CNN-based Symbol Recognition and Detection in Piping Drawings
Piping is an essential component in buildings, and its as-built information is critical to facility management tasks. Manually extracting piping information from legacy drawings that are in paper, PDF, or image format is mentally exerting, time-consuming, and error-prone. Symbol recognition and detection are core problems in the computer-based interpretation of piping drawings, and the main technical challenge is to determine robust features that are invariant to scaling, rotation, and translation. This thesis aims to use convolutional neural networks (CNNs) to automatically extract features from raw images, and consequently, to locate and recognize symbols in piping drawings.
In this thesis, the Spatial Transformer Network (STN) is applied to improve the performance of a standard CNN model for recognizing piping symbols, and the Faster Region-based Convolutional Neural Network (Faster RCNN) is adopted to exploit its capacity in symbol detection. For experimentation, the synthetic data are generated as follows. Two datasets are generated for symbol recognition and detection, respectively. For recognition, eight types of symbols are synthesized based on the geometric constraints between the primitives. The drawing samples for detection are manually sketched using AutoCAD MEP software and its piping component library, and seven types of symbols are selected from the piping component library. Both sets of samples are augmented with various scales, rotations, and random noises.

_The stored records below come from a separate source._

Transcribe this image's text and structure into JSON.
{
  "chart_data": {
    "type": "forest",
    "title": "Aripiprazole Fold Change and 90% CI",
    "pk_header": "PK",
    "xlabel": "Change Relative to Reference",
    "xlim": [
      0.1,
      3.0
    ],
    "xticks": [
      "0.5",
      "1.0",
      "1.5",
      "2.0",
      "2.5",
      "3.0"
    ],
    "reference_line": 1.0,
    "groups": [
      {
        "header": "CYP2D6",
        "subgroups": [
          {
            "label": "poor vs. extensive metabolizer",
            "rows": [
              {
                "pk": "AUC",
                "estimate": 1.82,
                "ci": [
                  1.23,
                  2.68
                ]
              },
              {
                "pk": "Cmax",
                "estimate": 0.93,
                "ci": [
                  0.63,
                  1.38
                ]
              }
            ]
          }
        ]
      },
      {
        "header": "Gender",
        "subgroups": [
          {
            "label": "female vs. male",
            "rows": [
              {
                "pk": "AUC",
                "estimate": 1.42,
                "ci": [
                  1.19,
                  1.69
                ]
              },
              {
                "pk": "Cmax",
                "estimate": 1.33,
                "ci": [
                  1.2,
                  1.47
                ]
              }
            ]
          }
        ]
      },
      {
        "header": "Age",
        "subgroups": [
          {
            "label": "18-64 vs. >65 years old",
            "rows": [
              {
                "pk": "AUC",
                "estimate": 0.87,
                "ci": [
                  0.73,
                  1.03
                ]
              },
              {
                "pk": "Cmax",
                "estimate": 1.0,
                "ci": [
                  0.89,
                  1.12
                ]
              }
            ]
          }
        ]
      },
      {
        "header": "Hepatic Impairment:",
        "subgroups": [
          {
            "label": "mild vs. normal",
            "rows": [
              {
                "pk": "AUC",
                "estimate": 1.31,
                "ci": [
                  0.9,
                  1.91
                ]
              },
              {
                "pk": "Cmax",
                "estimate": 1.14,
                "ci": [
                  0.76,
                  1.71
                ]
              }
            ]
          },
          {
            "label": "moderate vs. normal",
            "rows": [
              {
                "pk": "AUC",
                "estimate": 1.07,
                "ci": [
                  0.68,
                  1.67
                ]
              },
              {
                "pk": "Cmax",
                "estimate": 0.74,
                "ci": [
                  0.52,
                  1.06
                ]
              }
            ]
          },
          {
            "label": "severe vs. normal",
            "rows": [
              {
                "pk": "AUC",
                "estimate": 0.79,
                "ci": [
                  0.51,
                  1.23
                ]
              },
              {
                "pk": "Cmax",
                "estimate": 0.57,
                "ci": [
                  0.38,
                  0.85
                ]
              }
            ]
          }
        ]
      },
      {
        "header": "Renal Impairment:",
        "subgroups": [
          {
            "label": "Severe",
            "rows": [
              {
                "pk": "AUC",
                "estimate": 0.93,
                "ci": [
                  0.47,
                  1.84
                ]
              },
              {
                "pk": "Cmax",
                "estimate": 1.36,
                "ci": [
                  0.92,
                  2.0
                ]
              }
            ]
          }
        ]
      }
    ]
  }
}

The experiment for symbol recognition is conducted and the accuracies of the recognition accuracy of the CNN + STN model and the standard CNN model are compared. It is observed that the spatial transformer layer improves the accuracy in classifying piping symbols from 95.39% to 98.26%. For the symbol detection task, the experiment is conducted using a public implementation of Faster RCNN. The mean Average Precision (mAP) is 82.8% when Intersection over Union (IoU) threshold equals to 0.5. Imbalanced data (i.e., imbalanced samples in each class) led to a decrease in the Average Precision in the minority class. Also, the symbol library, the small dataset, and the complex backbone network limit the generality of the model. Future work will focus on the collection of larger set of drawings and the improvement of the network’s geometric invariance.